- Born: 2001 Bungoma, Kenya
- Status: Deceased
- Died: 15 October 2021 (aged 20) Bungoma, Kenya
- Cause of death: Lynching

Details
- Victims: 10
- Span of crimes: 2015–2021
- Country: Kenya
- State: Nairobi

= Masten Wanjala =

Kenyan suspected serial killer

Masten Milimu Wanjala (2001 – 15 October 2021) was a Kenyan suspected serial killer. He was accused of killing 10 boys in Nairobi.

Wanjala admitted to drugging and murdering more than 10 boys since 2019, and to drinking the blood of some. He gained their confidence by pretending to be a football coach, and held some for ransom. The bodies of at least four victims were recovered after Wanjala led police to the locations where he disposed of them. Of these victims, two had been strangled, a third died of head injuries, and the fourth child's cause of death could not be established.

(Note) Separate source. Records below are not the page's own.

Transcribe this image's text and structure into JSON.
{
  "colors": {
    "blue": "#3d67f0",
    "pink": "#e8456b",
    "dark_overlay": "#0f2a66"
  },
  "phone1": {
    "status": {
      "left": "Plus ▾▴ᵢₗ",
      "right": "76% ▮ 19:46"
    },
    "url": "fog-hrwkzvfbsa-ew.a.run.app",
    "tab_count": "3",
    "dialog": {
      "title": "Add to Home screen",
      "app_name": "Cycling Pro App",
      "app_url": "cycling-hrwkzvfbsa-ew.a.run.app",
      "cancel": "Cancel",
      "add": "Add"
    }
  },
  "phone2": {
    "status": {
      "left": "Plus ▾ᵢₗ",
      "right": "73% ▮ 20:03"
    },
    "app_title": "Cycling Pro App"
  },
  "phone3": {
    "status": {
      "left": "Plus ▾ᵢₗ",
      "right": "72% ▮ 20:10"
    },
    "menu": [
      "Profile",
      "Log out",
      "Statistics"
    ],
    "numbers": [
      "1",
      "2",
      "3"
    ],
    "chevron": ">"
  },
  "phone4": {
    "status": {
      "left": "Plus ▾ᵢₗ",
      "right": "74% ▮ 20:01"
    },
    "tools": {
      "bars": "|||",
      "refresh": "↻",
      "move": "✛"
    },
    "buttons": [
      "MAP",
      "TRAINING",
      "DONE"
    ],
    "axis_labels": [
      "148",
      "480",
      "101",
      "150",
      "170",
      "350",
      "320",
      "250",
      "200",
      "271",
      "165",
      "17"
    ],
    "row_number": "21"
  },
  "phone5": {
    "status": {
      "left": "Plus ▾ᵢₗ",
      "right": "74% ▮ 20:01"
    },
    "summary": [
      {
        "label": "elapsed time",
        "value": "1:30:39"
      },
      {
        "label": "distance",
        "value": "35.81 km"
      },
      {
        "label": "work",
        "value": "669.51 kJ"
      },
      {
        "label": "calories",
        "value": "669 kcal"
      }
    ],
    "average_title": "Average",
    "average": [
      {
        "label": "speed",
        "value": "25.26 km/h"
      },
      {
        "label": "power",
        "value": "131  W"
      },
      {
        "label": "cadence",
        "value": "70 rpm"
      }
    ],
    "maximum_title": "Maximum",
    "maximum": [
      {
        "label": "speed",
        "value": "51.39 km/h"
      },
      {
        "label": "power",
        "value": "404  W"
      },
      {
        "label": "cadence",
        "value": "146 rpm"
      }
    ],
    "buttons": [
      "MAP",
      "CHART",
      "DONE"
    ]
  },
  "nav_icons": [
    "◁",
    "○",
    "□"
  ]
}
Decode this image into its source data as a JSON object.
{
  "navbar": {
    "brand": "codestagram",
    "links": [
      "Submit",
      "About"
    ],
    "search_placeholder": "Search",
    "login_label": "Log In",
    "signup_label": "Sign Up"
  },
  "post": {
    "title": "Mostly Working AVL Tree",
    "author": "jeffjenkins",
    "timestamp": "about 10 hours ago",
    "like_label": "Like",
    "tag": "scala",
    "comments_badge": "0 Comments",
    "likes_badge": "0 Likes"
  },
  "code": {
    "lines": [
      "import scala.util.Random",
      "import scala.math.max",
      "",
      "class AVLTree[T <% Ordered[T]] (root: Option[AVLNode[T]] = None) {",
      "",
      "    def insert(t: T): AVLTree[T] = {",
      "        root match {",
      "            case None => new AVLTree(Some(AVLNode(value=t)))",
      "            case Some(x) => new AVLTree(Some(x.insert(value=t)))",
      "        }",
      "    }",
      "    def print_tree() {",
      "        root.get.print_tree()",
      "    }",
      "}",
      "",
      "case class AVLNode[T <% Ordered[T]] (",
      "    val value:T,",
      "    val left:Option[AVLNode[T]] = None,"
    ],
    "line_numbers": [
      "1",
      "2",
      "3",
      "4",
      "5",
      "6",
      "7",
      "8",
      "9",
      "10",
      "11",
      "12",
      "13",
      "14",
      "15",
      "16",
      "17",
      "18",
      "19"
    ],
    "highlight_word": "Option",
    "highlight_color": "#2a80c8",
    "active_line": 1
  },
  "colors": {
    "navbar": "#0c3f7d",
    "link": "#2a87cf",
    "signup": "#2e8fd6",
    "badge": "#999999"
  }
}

He was arrested on 14 July 2021, and was held at Jogoo Road police station, but had yet to be charged when he escaped from custody on 13 October. The three police officers on duty at the time were arraigned on charges of allowing and assisting his escape; they said there was a power cut at the police station that night. Two days after his escape, Wanjala was lynched by an angry mob in Mukhweya, Bungoma County, where his parents live; his parents have since disowned him.